Energy & Environment

Nations expanding fossil fuel production despite climate pledges: Report

FILE - An oil tanker is moored at the Sheskharis complex, part of Chernomortransneft JSC, a subsidiary of Transneft PJSC, in Novorossiysk, Russia, on Oct. 11, 2022. A price cap and European Union embargo on most Russian oil have cut into Moscow's revenue from fossil fuels, but the Kremlin is still earning substantial cash to fund its war in Ukraine because the $60-per-barrel cap was “too lenient," researchers said Wednesday, Jan. 11, 2023. (AP Photo, File)

Several countries are expanding fossil fuel production despite pledges to have net-zero emissions, according to a new report from a United Nations environmental agency.

Contrary to 151 national governments pledging net-zero emissions from fossil fuel production activities, the 2023 Production Gap Report, published Wednesday by the U.N. Environment Programme, found governments around the world will produce double the amount of fossil fuels in 2030 than what is needed to limit global warming to 1.5 degrees Celsius.
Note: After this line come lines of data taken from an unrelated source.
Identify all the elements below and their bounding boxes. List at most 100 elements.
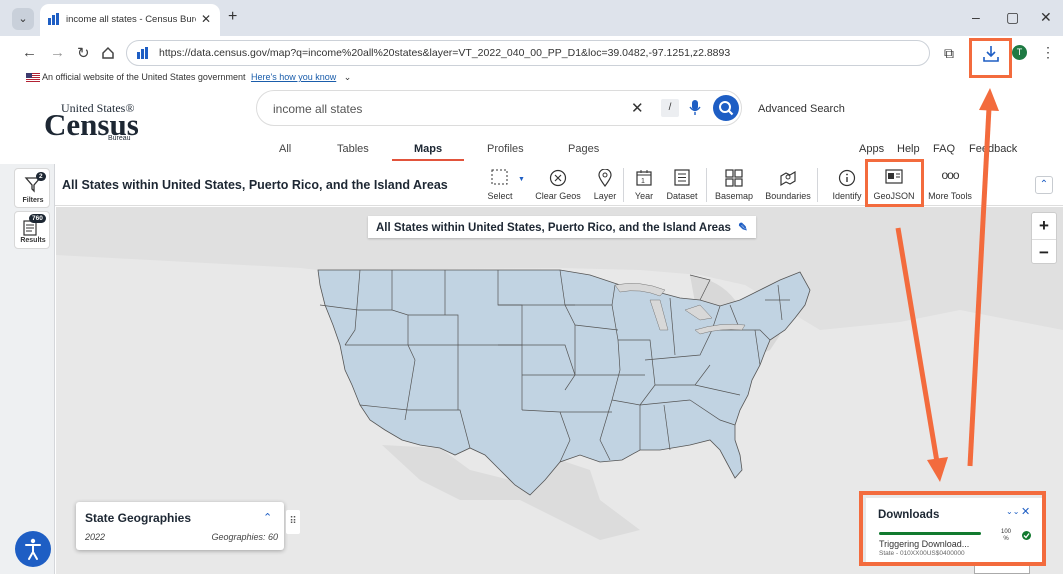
faq-link[interactable]: FAQ xyxy=(933,143,955,155)
microphone-icon[interactable] xyxy=(689,100,701,116)
search-button[interactable] xyxy=(713,95,739,121)
feedback-link[interactable]: Feedback xyxy=(969,143,1017,155)
active-tab-indicator xyxy=(392,159,464,161)
select-tool-label: Select xyxy=(487,191,513,201)
filters-button[interactable]: 2 Filters xyxy=(14,168,50,208)
us-flag-icon xyxy=(26,73,40,82)
more-dots-icon: ooo xyxy=(941,168,959,182)
accessibility-button[interactable] xyxy=(15,531,51,567)
clear-geos-label: Clear Geos xyxy=(535,191,581,201)
year-tool-button[interactable]: 1 Year xyxy=(629,164,659,206)
clear-x-circle-icon xyxy=(549,169,567,187)
dataset-tool-button[interactable]: Dataset xyxy=(662,164,702,206)
map-toolbar-title: All States within United States, Puerto … xyxy=(62,178,448,192)
edit-pencil-icon[interactable]: ✎ xyxy=(738,222,748,234)
clear-geos-button[interactable]: Clear Geos xyxy=(529,164,587,206)
dataset-list-icon xyxy=(674,169,690,186)
close-window-button[interactable]: ✕ xyxy=(1040,9,1052,26)
apps-link[interactable]: Apps xyxy=(859,143,884,155)
zoom-control: + − xyxy=(1031,212,1057,264)
clear-search-icon[interactable]: ✕ xyxy=(631,99,644,117)
zoom-in-button[interactable]: + xyxy=(1032,213,1056,238)
census-logo-sub: Bureau xyxy=(108,135,131,142)
results-button[interactable]: 760 Results xyxy=(14,211,50,249)
home-icon[interactable] xyxy=(101,46,115,60)
tab-title: income all states - Census Bureau xyxy=(66,14,196,25)
new-tab-button[interactable]: + xyxy=(228,8,237,26)
dataset-label: Dataset xyxy=(666,191,698,201)
collapse-toolbar-button[interactable]: ⌃ xyxy=(1035,176,1053,194)
back-arrow-icon[interactable]: ← xyxy=(22,44,37,61)
search-input[interactable]: income all states xyxy=(273,102,362,116)
basemap-grid-icon xyxy=(725,169,743,187)
boundaries-label: Boundaries xyxy=(765,191,811,201)
select-box-icon xyxy=(491,169,508,185)
tab-profiles[interactable]: Profiles xyxy=(487,143,524,155)
chevron-down-icon[interactable]: ⌄ xyxy=(344,72,352,82)
map-title-text: All States within United States, Puerto … xyxy=(376,222,731,234)
toolbar-divider xyxy=(817,168,818,202)
tab-search-dropdown[interactable]: ⌄ xyxy=(12,8,34,30)
browser-menu-icon[interactable]: ⋮ xyxy=(1041,44,1055,61)
identify-label: Identify xyxy=(832,191,862,201)
identify-tool-button[interactable]: Identify xyxy=(827,164,867,206)
search-shortcut-key: / xyxy=(661,99,679,117)
extensions-puzzle-icon[interactable]: ⧉ xyxy=(944,45,954,62)
filters-label: Filters xyxy=(22,197,44,204)
info-circle-icon xyxy=(838,169,856,187)
tab-tables[interactable]: Tables xyxy=(337,143,369,155)
gov-banner-link[interactable]: Here's how you know xyxy=(251,72,336,82)
url-text: https://data.census.gov/map?q=income%20a… xyxy=(159,47,731,59)
gov-banner-text: An official website of the United States… xyxy=(42,72,246,82)
results-count-badge: 760 xyxy=(29,214,46,223)
svg-text:1: 1 xyxy=(641,178,645,185)
geo-card-year: 2022 xyxy=(85,532,106,542)
drag-handle-icon[interactable]: ⠿ xyxy=(286,510,300,534)
toolbar-divider xyxy=(706,168,707,202)
browser-toolbar: ← → ↻ https://data.census.gov/map?q=inco… xyxy=(0,36,1063,70)
boundaries-map-icon xyxy=(780,170,796,187)
minimize-button[interactable]: – xyxy=(972,9,980,25)
results-label: Results xyxy=(20,237,46,244)
chevron-up-icon[interactable]: ⌃ xyxy=(263,511,272,524)
tab-maps[interactable]: Maps xyxy=(414,143,442,155)
forward-arrow-icon[interactable]: → xyxy=(50,44,65,61)
toolbar-divider xyxy=(623,168,624,202)
geojson-highlight xyxy=(865,159,924,207)
search-icon xyxy=(719,101,734,116)
basemap-label: Basemap xyxy=(714,191,754,201)
zoom-out-button[interactable]: − xyxy=(1032,239,1056,264)
select-tool-button[interactable]: Select xyxy=(483,164,517,206)
more-tools-label: More Tools xyxy=(928,191,972,201)
boundaries-tool-button[interactable]: Boundaries xyxy=(763,164,813,206)
more-tools-button[interactable]: ooo More Tools xyxy=(925,164,975,206)
census-favicon-icon xyxy=(48,13,59,25)
state-geographies-card[interactable]: State Geographies ⌃ 2022 Geographies: 60 xyxy=(76,502,284,550)
browser-tab[interactable]: income all states - Census Bureau ✕ xyxy=(40,4,220,36)
tab-all[interactable]: All xyxy=(279,143,291,155)
maximize-button[interactable]: ▢ xyxy=(1006,9,1019,26)
geo-card-title: State Geographies xyxy=(85,511,192,525)
layer-tool-button[interactable]: Layer xyxy=(591,164,619,206)
year-label: Year xyxy=(634,191,654,201)
help-link[interactable]: Help xyxy=(897,143,920,155)
profile-avatar[interactable]: T xyxy=(1012,45,1027,60)
calendar-icon: 1 xyxy=(636,170,652,186)
basemap-tool-button[interactable]: Basemap xyxy=(711,164,757,206)
tab-pages[interactable]: Pages xyxy=(568,143,599,155)
downloads-highlight xyxy=(859,491,1046,566)
reload-icon[interactable]: ↻ xyxy=(77,44,90,62)
filters-count-badge: 2 xyxy=(36,172,46,181)
site-info-icon[interactable] xyxy=(137,47,151,59)
map-title-label: All States within United States, Puerto … xyxy=(368,216,756,238)
left-rail: 2 Filters 760 Results xyxy=(0,164,55,574)
browser-tab-strip: ⌄ income all states - Census Bureau ✕ + … xyxy=(0,0,1063,36)
tab-close-icon[interactable]: ✕ xyxy=(201,12,211,26)
map-pin-icon xyxy=(598,169,612,187)
layer-label: Layer xyxy=(593,191,617,201)
advanced-search-link[interactable]: Advanced Search xyxy=(758,103,845,115)
select-dropdown-icon[interactable]: ▼ xyxy=(518,176,525,183)
accessibility-person-icon xyxy=(25,538,41,560)
address-bar[interactable]: https://data.census.gov/map?q=income%20a… xyxy=(126,40,930,66)
search-box[interactable]: income all states ✕ / xyxy=(256,90,742,126)
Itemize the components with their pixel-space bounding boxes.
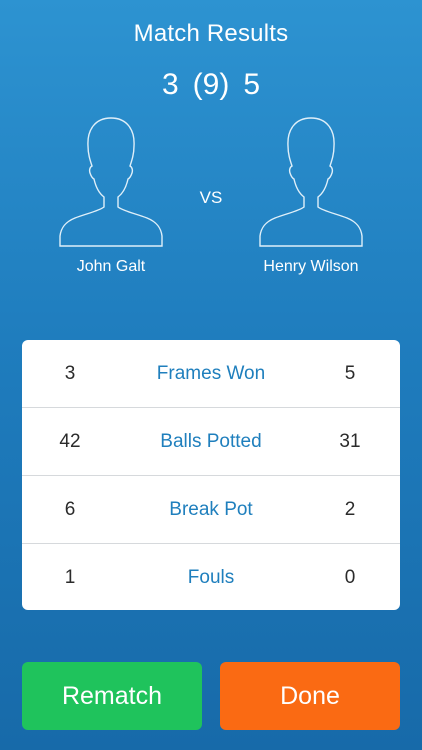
stat-right-value: 2: [344, 498, 356, 520]
score-right: 5: [243, 68, 261, 101]
stat-right-value: 5: [344, 362, 356, 384]
match-score: 3 (9) 5: [0, 68, 422, 102]
stat-left-value: 1: [64, 567, 76, 588]
person-silhouette-icon: [59, 117, 163, 247]
stat-row-break-pot: 6 Break Pot 2: [22, 476, 400, 544]
player-right-name: Henry Wilson: [263, 258, 359, 275]
stat-left-value: 6: [64, 498, 76, 520]
score-left: 3: [161, 68, 179, 101]
stat-row-frames-won: 3 Frames Won 5: [22, 340, 400, 408]
stats-table: 3 Frames Won 5 42 Balls Potted 31 6 Brea…: [22, 340, 400, 610]
stat-left-value: 3: [64, 362, 76, 384]
stat-row-balls-potted: 42 Balls Potted 31: [22, 408, 400, 476]
stat-right-value: 31: [339, 430, 361, 452]
score-frames-total: (9): [192, 68, 230, 101]
player-left-name: John Galt: [76, 258, 146, 275]
stat-left-value: 42: [59, 430, 81, 452]
done-button[interactable]: Done: [220, 662, 400, 730]
stat-row-fouls: 1 Fouls 0: [22, 544, 400, 610]
rematch-button[interactable]: Rematch: [22, 662, 202, 730]
stat-right-value: 0: [344, 567, 356, 588]
page-title: Match Results: [133, 20, 289, 47]
player-right: Henry Wilson: [246, 112, 376, 276]
person-silhouette-icon: [259, 117, 363, 247]
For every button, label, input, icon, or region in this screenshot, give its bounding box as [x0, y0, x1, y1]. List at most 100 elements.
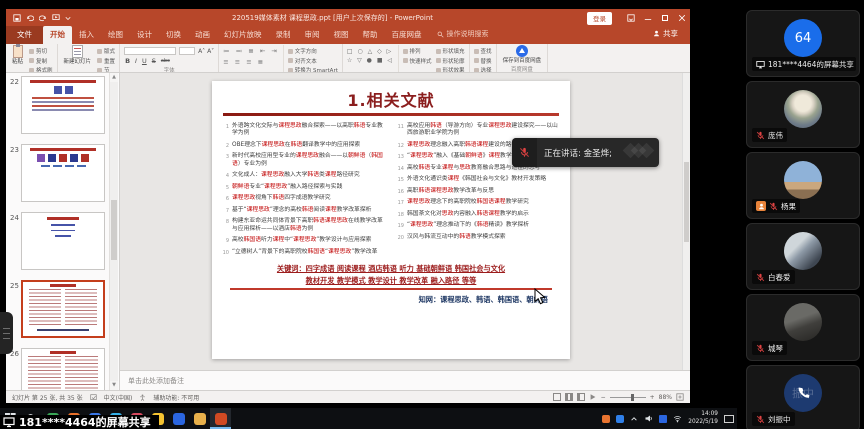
participant-tile[interactable]: 白春爱 — [746, 223, 860, 290]
ribbon-tab[interactable]: 文件 — [6, 26, 43, 44]
save-to-baidu-netdisk-button[interactable]: 保存到百度网盘 — [501, 45, 544, 64]
participant-name-chip: 181****4464的屏幕共享 — [752, 57, 856, 71]
font-style-button[interactable]: I — [134, 57, 138, 65]
slide-thumbnail[interactable] — [21, 212, 105, 270]
ribbon-button[interactable]: 形状轮廓 — [436, 57, 465, 65]
language-indicator[interactable]: 中文(中国) — [104, 393, 133, 402]
ribbon-button[interactable]: 快速样式 — [403, 57, 432, 65]
ribbon-tab[interactable]: 绘图 — [101, 26, 130, 44]
ribbon-display-options-icon[interactable] — [622, 9, 639, 27]
accessibility-status[interactable]: 辅助功能: 不可用 — [153, 393, 199, 402]
ribbon-tab[interactable]: 开始 — [43, 26, 72, 44]
minimize-icon[interactable] — [639, 9, 656, 27]
ribbon-button-label: 版式 — [104, 47, 115, 55]
participant-tile[interactable]: 64181****4464的屏幕共享 — [746, 10, 860, 77]
redo-icon[interactable] — [39, 14, 47, 22]
editor-scrollbar[interactable] — [682, 73, 690, 370]
ribbon-button-icon — [288, 58, 293, 63]
grow-shrink-font-icon[interactable]: A˄ A˅ — [198, 48, 214, 55]
ribbon-button[interactable]: 转换为 SmartArt — [288, 66, 338, 73]
ribbon-tab[interactable]: 审阅 — [298, 26, 327, 44]
meeting-panel-handle[interactable] — [0, 312, 13, 354]
ribbon-tab[interactable]: 插入 — [72, 26, 101, 44]
action-center-icon[interactable] — [724, 415, 734, 423]
ribbon-tab[interactable]: 幻灯片放映 — [217, 26, 269, 44]
ribbon-tab[interactable]: 动画 — [188, 26, 217, 44]
taskbar-app-icon[interactable] — [189, 408, 210, 429]
font-style-button[interactable]: B — [124, 57, 131, 65]
ribbon-tab[interactable]: 录制 — [269, 26, 298, 44]
qat-more-icon[interactable] — [65, 15, 71, 21]
paste-button[interactable]: 粘贴 — [10, 45, 25, 65]
tray-app-blue-icon[interactable] — [616, 415, 624, 423]
ribbon-button[interactable]: 对齐文本 — [288, 57, 338, 65]
ribbon-button[interactable]: 选择 — [474, 66, 492, 73]
participant-tile[interactable]: 振中刘振中 — [746, 365, 860, 429]
fit-to-window-icon[interactable] — [676, 393, 684, 401]
participant-tile[interactable]: 城琴 — [746, 294, 860, 361]
ribbon-button[interactable]: 形状效果 — [436, 66, 465, 73]
ribbon-tab[interactable]: 切换 — [159, 26, 188, 44]
close-icon[interactable] — [673, 9, 690, 27]
ribbon-button[interactable]: 查找 — [474, 47, 492, 55]
share-button[interactable]: 共享 — [641, 28, 690, 44]
taskbar-app-icon[interactable] — [168, 408, 189, 429]
save-icon[interactable] — [13, 14, 21, 22]
slide-sorter-view-icon[interactable] — [565, 393, 573, 401]
restore-icon[interactable] — [656, 9, 673, 27]
shapes-gallery[interactable]: □ ○ △ ◇ ▷☆ ▽ ● ■ ◁ — [347, 45, 394, 65]
ribbon-button[interactable]: 排列 — [403, 47, 432, 55]
tray-app-orange-icon[interactable] — [602, 415, 610, 423]
zoom-level[interactable]: 88% — [659, 394, 672, 401]
ribbon-tab[interactable]: 设计 — [130, 26, 159, 44]
font-style-button[interactable]: S — [151, 57, 157, 65]
font-name-select[interactable] — [124, 47, 176, 55]
ribbon-button[interactable]: 替换 — [474, 57, 492, 65]
ime-indicator-icon[interactable] — [659, 415, 667, 423]
zoom-in-icon[interactable]: + — [650, 394, 655, 401]
font-style-button[interactable]: abc — [160, 58, 171, 64]
zoom-out-icon[interactable]: − — [601, 394, 606, 401]
reading-view-icon[interactable] — [577, 393, 585, 401]
new-slide-button[interactable]: 新建幻灯片 — [62, 45, 94, 65]
slide-thumbnail[interactable] — [21, 280, 105, 338]
zoom-slider[interactable] — [610, 397, 646, 398]
ribbon-button[interactable]: 剪切 — [29, 47, 53, 55]
speaker-icon[interactable] — [644, 414, 653, 423]
list-buttons-icons[interactable]: ≔ ≕ ≣ ⇤ ⇥ — [223, 47, 279, 56]
ribbon-button[interactable]: 复制 — [29, 57, 53, 65]
ribbon-button[interactable]: 版式 — [97, 47, 115, 55]
ribbon-button[interactable]: 文字方向 — [288, 47, 338, 55]
align-buttons-icons[interactable]: ≡ ≡ ≡ ≣ — [223, 58, 279, 67]
network-icon[interactable] — [673, 414, 682, 423]
notes-pane[interactable]: 单击此处添加备注 — [120, 370, 690, 390]
ribbon-button[interactable]: 格式刷 — [29, 66, 53, 73]
slide-thumbnail[interactable] — [21, 76, 105, 134]
spell-check-icon[interactable] — [90, 394, 97, 401]
slide-canvas[interactable]: 1.相关文献 1外语跨文化交际与课程思政融合探索——以高职韩语专业教学为例2OB… — [212, 81, 570, 359]
literature-item-text: 高校韩国语听力课程中“课程思政”教学设计与应用探索 — [232, 237, 371, 245]
ribbon-tab[interactable]: 帮助 — [356, 26, 385, 44]
slide-thumbnail[interactable] — [21, 348, 105, 390]
font-size-select[interactable] — [179, 47, 195, 55]
font-style-button[interactable]: U — [141, 57, 148, 65]
literature-item: 9高校韩国语听力课程中“课程思政”教学设计与应用探索 — [222, 237, 385, 245]
slide-thumbnail[interactable] — [21, 144, 105, 202]
taskbar-clock[interactable]: 14:09 2022/5/19 — [688, 411, 718, 427]
tell-me-search[interactable]: 操作说明搜索 — [429, 29, 497, 44]
thumbnail-number: 24 — [10, 214, 19, 222]
ribbon-tab[interactable]: 百度网盘 — [385, 26, 429, 44]
undo-icon[interactable] — [26, 14, 34, 22]
ribbon-button[interactable]: 形状填充 — [436, 47, 465, 55]
participant-tile[interactable]: 庞伟 — [746, 81, 860, 148]
ribbon-button[interactable]: 节 — [97, 66, 115, 73]
ribbon-tab[interactable]: 视图 — [327, 26, 356, 44]
slideshow-icon[interactable] — [52, 14, 60, 22]
taskbar-app-icon[interactable] — [210, 408, 231, 429]
slideshow-view-icon[interactable] — [589, 393, 597, 401]
ribbon-button[interactable]: 重置 — [97, 57, 115, 65]
login-button[interactable]: 登录 — [587, 12, 612, 25]
participant-tile[interactable]: 杨果 — [746, 152, 860, 219]
normal-view-icon[interactable] — [553, 393, 561, 401]
tray-expand-icon[interactable] — [630, 415, 638, 423]
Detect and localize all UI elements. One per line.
The report found global coal production will continue to increase until 2030, while oil and gas production will continue growing until at least 2050.

Coupled with the International Energy Agency’s latest forecasts suggesting the demand for coal, oil and gas will peak this decade regardless of new policies, the latest report suggests a “widening fossil fuel production gap over time,” the U.N. agency said.

U.N. Secretary-General António Guterres called the report a “startling indictment of runaway climate carelessness,” and he said world leaders need to “save humanity from the worst impacts of climate chaos, and profit from the extraordinary benefits of renewable energy.”

“In other words, governments are literally doubling down on fossil fuel production. That spells double trouble for people and planet,” Guterres said in a statement.

While 17 of the 20 countries analyzed in the report pledged for net-zero emissions and have launched programs to cut emissions, researchers found none of the nations has “committed” to reducing coal, oil and gas production needed to reach the 1.5 degree Celsius global warming benchmark.

Guterres called on countries to phase out coal by 2030 in countries that belong to the Organisation for Economic Co-operation and Development (OCED) and by 2040 elsewhere and urged the Group of 20 (G20) nations to lead the ending of licensing and funding for new oil and gas.

The findings come ahead of the U.N.‘s climate summit in Dubai later this month. Guterres said world leaders at the summit must send a clear signal “the fossil fuel age is out of gas — that its end is inevitable.”

The U.N. agency behind the report argued governments with the capacity to transition away from fossil fuels should work towards “more ambitious reductions” and help countries with more limited resources.

The push to curb global warming has heightened in recent months, especially after reports show 2023 is likely on track to be the hottest year on record by an estimated 1.4 degrees Celsius, or 2.5 degrees Fahrenheit.

Under the Paris Agreement in 2015, the world agreed to try to limit future warming to a threshold of 1.5 degrees Celsius — 2.7 degrees Fahrenheit — though this is for long-term temperature measurements rather than a single month or year. 

A report from the European Union’s Copernicus Climate Change Service found September of this year was the warmest on record, with scientists arguing the data comes as a warning sign for people and ecosystems.